The Importance of Research
MSP marketing today has more statistical opportunities than ever. From SEO, or Search Engine Optimization, to IoT, or the Internet of Things, it is possible to retrieve and interpret nigh-endless information. Not to use that information is foolish. When it comes to marketing, look at current clients, prospective clients, and your competitor’s clients. What attributes do they have in common? From this, you can construct several archetypal buyer personas which answer questions fundamental to closing a sale. Those questions are familiar. If you have ever written a story, you know how important they are in establishing character or plot.
MSP marketing companies need to first determine whom they are aiming their marketing guns at. You are probably not going to get as much business from someone who sells tacos out of a truck as you can from a franchised fast food outlet looking to consolidate disparate stores. You have to identify who is most likely to secure your MSP’s services, and this will form the “skeleton” of your buyer persona. When you know whom you are looking to work with, then you start getting an idea on to how they think. A legal firm that is scaling up will think differently from the aforementioned franchised company.
What are your client’s buying? What are your competitor’s clients buying? What are your specializations? What is it that prospective clients do not want? Your buyer persona needs to look at certain clients and what they are likely to buy, as well as what they are not likely to buy. This can help you identify if a client fits a certain persona, and avoid wasting your time trying to sell them things they are unlikely to be interested in.
Where is your client located, where will they need primary support, and where is your primary office in relation to the client? Sometimes your location does not matter, especially if your client persona is of a type that prefers remote services. Sometimes your location may make or break a client conversion. This is something very important to include in any buyer persona.
Are clients going to buy immediately? Is there a time they will not need your services for long? Are there services that could be offered during the interim? When is your client most likely to buy? Certain buyer personas will be at different stages of prospective purchase, meaning they will be more or less likely to convert based on when you pitch.
How will the client use your services? Do they simply need some BDR, or are they interested in outsourcing an internal data network to the cloud? Again, different clients will use your IT services in different ways. Understanding why they need your services is another way to precisely optimize your marketing strategy.
A Prospective Buyer Persona
Here is what a prospective buyer persona might look like for an archetypal client:
Jerry Sardis is 42 years old and is the CEO of Generic Industries. Generic Industries specializes in the production of popular vehicular accessories. Jerry’s company is in the process of scaling up. Jerry needs to reduce costs and expand productivity. He has expressed interest in IoT solutions. He is also interested in prospective cloud solutions in order to consolidate fringe outlets of Generic Industries and cut internal IT costs. This will allow him to focus on core company needs, as opposed to troubleshooting solutions. He has used remote support options in the past, but he is not sure if these will serve him as he needs. He is more likely to buy after a direct meeting than remotely.

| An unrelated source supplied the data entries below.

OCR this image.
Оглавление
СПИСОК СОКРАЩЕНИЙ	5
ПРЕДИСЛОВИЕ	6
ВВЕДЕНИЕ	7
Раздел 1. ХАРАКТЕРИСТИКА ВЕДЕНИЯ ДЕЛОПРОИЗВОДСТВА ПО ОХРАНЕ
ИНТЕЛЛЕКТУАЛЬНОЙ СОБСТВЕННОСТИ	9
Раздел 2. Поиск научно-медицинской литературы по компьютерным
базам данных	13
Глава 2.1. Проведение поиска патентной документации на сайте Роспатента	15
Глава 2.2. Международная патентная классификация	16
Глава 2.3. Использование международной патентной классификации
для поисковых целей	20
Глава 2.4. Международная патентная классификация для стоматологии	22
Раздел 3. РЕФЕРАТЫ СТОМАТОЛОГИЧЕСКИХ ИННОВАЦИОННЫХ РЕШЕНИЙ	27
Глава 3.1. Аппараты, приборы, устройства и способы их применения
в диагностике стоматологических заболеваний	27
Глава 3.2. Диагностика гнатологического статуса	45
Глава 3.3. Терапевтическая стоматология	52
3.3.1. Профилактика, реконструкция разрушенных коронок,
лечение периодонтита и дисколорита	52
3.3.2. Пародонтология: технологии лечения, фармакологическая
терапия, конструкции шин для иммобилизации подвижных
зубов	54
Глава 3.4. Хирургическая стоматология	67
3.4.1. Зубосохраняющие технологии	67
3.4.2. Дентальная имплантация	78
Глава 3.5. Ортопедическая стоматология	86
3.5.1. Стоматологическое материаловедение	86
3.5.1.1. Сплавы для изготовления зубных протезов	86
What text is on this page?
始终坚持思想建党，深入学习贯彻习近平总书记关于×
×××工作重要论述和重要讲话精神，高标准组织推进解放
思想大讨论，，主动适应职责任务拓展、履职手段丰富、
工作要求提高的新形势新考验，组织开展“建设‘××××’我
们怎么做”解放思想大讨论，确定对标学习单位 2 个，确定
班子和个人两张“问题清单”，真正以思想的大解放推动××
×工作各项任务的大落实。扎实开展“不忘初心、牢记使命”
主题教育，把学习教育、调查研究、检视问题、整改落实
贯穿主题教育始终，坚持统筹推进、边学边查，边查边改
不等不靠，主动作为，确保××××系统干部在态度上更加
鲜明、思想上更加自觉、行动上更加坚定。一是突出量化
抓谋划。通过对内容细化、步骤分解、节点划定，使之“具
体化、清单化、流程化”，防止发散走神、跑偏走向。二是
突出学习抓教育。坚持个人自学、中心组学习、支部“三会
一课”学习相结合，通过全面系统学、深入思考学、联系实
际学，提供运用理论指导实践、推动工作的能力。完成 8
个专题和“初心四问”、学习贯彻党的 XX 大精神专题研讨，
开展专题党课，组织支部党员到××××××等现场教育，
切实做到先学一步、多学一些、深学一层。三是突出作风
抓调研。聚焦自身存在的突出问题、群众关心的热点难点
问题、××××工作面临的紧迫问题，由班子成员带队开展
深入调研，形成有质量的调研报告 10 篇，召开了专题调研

This is much less comprehensive than traditional buyer personas, but for illustration purposes, you get the idea. Actual bios will be informed by statistical data and usually will be more in-depth; but like this one, they will seek to answer the important questions.
MSP marketing which strategically enumerates and applies data in relation to prospective clients will be more successful in attaining new ones. Buyer personas are an important part of utilizing that information.